AUTHOR=Niedzielska Magdalena , Chalmers Amy , Popis Martyna C. , Altman-Sharoni Efrat , Addis Stephen , Beulen Rebekka , Rudqvist Nils-Petter , Chantzoura Eleni , Purbhoo Marco A. , Chand Dhan , Exley Mark A. 

TITLE=CAR-iNKT cells: redefining the frontiers of cellular immunotherapy

JOURNAL=Frontiers in Immunology

VOLUME=Volume 16 - 2025

YEAR=2025

URL=https://www.frontiersin.org/journals/immunology/articles/10.3389/fimmu.2025.1625426

DOI=10.3389/fimmu.2025.1625426

ISSN=1664-3224

ABSTRACT=Despite significant advances in cancer therapies, many malignancies remain resistant to current treatments due to complex immunosuppressive mechanisms, limited neoantigen expression, and dynamic tumor adaptations, underscoring the need for innovative therapeutic strategies. Adoptive cell therapy (ACT), particularly with chimeric antigen receptors (CARs and recombinant TCRs) targeting cancer-associated antigens, has emerged as a transformative strategy. However, conventional CAR-T cell therapies face substantial limitations such as manufacturing challenges, severe toxicities, and limited efficacy against solid tumors. Invariant natural killer T (iNKT) cells, a unique lymphocyte subset bridging innate and adaptive immunity, have emerged as a compelling alternative platform for CAR-based therapies, due to their distinctive ability to persist, penetrate in and remodel the tumor microenvironment (TME). Unlike conventional T cells, iNKT cells exhibit rapid activation without priming, potent cytotoxicity, and extensive immunomodulatory functions.
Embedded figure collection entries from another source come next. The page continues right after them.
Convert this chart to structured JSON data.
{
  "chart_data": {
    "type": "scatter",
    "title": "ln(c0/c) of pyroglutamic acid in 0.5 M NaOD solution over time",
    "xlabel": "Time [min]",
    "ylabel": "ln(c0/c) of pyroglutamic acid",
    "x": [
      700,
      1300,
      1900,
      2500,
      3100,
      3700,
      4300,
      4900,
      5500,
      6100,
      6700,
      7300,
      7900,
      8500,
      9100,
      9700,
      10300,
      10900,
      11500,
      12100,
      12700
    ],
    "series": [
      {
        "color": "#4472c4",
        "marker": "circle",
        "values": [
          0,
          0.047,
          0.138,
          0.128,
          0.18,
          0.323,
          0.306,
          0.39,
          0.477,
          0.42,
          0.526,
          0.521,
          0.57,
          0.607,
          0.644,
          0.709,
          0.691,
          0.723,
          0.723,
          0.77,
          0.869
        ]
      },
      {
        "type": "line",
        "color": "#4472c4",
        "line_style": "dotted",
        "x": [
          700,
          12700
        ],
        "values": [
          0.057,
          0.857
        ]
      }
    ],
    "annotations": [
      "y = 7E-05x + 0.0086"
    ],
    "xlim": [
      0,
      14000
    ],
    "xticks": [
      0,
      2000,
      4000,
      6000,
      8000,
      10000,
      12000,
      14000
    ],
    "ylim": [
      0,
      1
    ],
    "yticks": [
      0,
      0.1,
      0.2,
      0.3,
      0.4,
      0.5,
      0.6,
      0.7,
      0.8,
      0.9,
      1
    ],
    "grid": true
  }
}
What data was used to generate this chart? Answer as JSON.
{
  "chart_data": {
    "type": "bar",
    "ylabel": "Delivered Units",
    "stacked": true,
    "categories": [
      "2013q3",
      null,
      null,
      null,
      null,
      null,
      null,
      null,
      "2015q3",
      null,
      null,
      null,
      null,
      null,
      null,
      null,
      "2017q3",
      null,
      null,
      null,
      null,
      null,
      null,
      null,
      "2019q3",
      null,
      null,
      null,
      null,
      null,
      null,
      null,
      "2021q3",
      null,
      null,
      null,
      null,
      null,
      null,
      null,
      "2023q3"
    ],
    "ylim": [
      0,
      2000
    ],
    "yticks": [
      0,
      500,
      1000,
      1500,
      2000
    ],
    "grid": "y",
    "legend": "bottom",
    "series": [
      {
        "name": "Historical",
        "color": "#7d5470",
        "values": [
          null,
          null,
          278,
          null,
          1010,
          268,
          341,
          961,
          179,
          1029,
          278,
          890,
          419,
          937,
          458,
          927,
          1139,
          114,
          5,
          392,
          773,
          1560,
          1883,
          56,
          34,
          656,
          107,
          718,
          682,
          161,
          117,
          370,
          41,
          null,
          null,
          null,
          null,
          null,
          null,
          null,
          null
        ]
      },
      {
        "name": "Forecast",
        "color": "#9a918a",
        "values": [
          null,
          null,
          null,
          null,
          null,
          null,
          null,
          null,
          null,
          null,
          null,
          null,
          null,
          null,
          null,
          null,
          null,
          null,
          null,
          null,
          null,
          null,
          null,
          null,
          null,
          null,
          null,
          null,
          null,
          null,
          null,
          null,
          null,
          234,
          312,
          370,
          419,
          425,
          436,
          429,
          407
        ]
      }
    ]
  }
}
Furthermore, the inherent immunomodulatory properties of iNKT cells through interactions with the monomorphic antigen-presenting molecule CD1d or stress ligands augment endogenous anti-tumor immunity by activating NK cells and cytotoxic T lymphocytes, promoting dendritic cell maturation, and reducing immunosuppressive myeloid cells, unlike other Innate T cells. CAR-engineered iNKT (CAR-iNKT) cells therefore leverage multiple targeting mechanisms through their native semi-invariant T-cell receptor (TCR), NK receptors (NKRs) and engineered CARs, enabling broader and more effective tumor recognition while actively reshaping immunosuppressive TME. Notably, iNKT cells lack alloreactivity, circumventing the risk of graft-versus-host disease (GvHD), positioning CAR-iNKT cells as ideal candidates for “off-the-shelf” allogeneic therapies that can overcome the limitations of existing immunotherapies.